>Have you ever been to competitions?
Yes, and I adjust my code accordingly to conform to the rules. However, this is quite irrelevant to your faulty advice because 1) you're just plain wrong, and 2) most of the time, one is not writing code for a competition.
>I know that cin and cout ARE slower.
It depends on what you're testing. Obviously you aren't aware that cin and cout are fully functional objects with a great deal more power and flexibility than scanf and printf. If all you're doing is printing strings then I would expect a naive test to show printf to be faster. However, and this relies heavily on the quality of the implementation, on modern compilers with comparison code written by someone objective and knowledgeable, you won't see much difference in speed.
>You want proof, here it is.
Heh, what are you doing, timing it with a stopwatch?

Give me your profiler's output, add some timing framework, or don't even waste my time with such a silly test. Oh, and if you're trying to prove something, give me details on your compiler and system.

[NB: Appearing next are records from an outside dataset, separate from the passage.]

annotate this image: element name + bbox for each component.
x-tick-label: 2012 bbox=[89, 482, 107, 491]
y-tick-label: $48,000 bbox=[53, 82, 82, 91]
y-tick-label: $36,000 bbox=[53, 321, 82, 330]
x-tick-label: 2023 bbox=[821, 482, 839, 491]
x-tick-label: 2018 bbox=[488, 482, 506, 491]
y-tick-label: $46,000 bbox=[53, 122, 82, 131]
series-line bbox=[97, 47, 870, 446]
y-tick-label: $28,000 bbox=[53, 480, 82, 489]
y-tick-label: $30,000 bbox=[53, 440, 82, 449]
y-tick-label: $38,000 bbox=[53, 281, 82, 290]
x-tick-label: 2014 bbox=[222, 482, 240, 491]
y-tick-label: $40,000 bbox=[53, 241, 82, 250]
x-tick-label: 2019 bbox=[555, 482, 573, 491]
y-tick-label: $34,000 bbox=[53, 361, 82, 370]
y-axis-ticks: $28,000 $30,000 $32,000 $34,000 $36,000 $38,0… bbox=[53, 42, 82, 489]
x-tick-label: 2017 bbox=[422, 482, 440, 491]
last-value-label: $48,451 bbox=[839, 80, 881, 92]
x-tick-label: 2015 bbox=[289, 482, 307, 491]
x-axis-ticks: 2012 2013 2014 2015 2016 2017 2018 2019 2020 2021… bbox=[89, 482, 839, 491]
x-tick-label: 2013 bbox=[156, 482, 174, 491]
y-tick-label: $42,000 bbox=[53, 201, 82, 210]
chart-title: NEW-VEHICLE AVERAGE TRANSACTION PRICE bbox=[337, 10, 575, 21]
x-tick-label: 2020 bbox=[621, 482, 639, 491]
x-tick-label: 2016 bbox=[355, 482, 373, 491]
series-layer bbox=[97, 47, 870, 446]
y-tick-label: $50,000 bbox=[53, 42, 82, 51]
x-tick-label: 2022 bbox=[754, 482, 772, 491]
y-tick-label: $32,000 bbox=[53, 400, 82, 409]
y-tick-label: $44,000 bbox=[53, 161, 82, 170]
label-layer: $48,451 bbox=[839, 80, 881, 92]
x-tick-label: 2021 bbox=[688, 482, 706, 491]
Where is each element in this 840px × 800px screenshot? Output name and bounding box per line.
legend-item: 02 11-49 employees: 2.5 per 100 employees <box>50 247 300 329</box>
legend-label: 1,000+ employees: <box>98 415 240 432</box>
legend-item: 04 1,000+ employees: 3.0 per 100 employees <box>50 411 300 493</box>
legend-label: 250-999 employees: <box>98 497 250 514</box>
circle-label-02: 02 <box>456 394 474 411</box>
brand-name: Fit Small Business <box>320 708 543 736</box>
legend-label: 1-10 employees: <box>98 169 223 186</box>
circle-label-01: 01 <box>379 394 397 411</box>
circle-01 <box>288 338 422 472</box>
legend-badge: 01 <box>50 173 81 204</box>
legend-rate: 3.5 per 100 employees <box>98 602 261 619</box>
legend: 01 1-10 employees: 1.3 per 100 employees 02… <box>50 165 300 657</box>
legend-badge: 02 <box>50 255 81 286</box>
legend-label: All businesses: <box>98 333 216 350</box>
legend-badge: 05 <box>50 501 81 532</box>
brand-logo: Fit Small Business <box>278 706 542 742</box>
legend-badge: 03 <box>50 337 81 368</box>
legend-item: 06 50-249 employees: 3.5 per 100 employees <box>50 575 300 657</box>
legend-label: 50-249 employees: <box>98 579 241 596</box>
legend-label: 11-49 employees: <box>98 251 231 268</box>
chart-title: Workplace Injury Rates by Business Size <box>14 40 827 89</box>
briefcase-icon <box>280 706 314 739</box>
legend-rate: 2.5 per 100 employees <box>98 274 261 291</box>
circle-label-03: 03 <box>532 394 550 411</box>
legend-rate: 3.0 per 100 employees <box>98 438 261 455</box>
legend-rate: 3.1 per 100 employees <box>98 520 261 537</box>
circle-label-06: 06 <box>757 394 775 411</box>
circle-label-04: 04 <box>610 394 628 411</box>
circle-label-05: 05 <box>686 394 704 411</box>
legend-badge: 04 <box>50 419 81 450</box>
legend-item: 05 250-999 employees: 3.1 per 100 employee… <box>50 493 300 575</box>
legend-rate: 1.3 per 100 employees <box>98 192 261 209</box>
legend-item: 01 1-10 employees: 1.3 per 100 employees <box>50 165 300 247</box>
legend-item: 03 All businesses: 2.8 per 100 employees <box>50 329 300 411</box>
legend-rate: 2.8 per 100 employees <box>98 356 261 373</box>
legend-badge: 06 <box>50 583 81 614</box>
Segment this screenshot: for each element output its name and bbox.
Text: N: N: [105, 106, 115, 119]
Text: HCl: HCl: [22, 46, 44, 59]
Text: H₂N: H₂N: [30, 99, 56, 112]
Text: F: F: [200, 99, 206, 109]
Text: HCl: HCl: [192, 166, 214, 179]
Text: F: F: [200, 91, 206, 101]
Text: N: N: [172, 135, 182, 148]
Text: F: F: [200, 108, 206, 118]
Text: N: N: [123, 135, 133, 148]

Let's try this one instead. It's rough, and not entirely portable, but it should give you approximate times for your implementation. Mine shows comparable speeds where the difference varies between printf and cout, and the difference is negligable. That kind of flies in the face of your assertion, doesn't it?
#include <iostream>
#include <cstdio>
#include <ctime>
int main()
{
std::clock_t start1, start2;
double diff1, diff2;
start1 = std::clock();
for ( int i = 0; i < 100000; i++ )
std::cout<<"a";
diff1 = ( std::clock() - start1 ) / (double)CLOCKS_PER_SEC;
start2 = std::clock();
for ( int i = 0; i < 100000; i++ )
printf ( "a" );
diff2 = ( std::clock() - start2 ) / (double)CLOCKS_PER_SEC;
std::cout<<"cout: "<< diff1 <<'\n'
<<"printf: "<< diff2 <<'\n';
}
>And do you know why?
Yes, I do. That makes one of us. :rolleyes:
>It is because cin and cout everytime have to get the type of the variable you are sending to them
When making a joke, it's customary to add the appropriate smiley. Otherwise I'd be inclined to think that you're spouting nonsense on a subject that you clearly know very little about. My only conclusion is that you're trying to be smart and failing miserably because you seem to be talking to someone who knows way more about C++ than you do.
>and scanf() and printf() from their prototype know what kind of variables to expect.
And in what way do you think that the runtime type selection from a format string with scanf/printf is faster than selecting an overloaded function at compile time?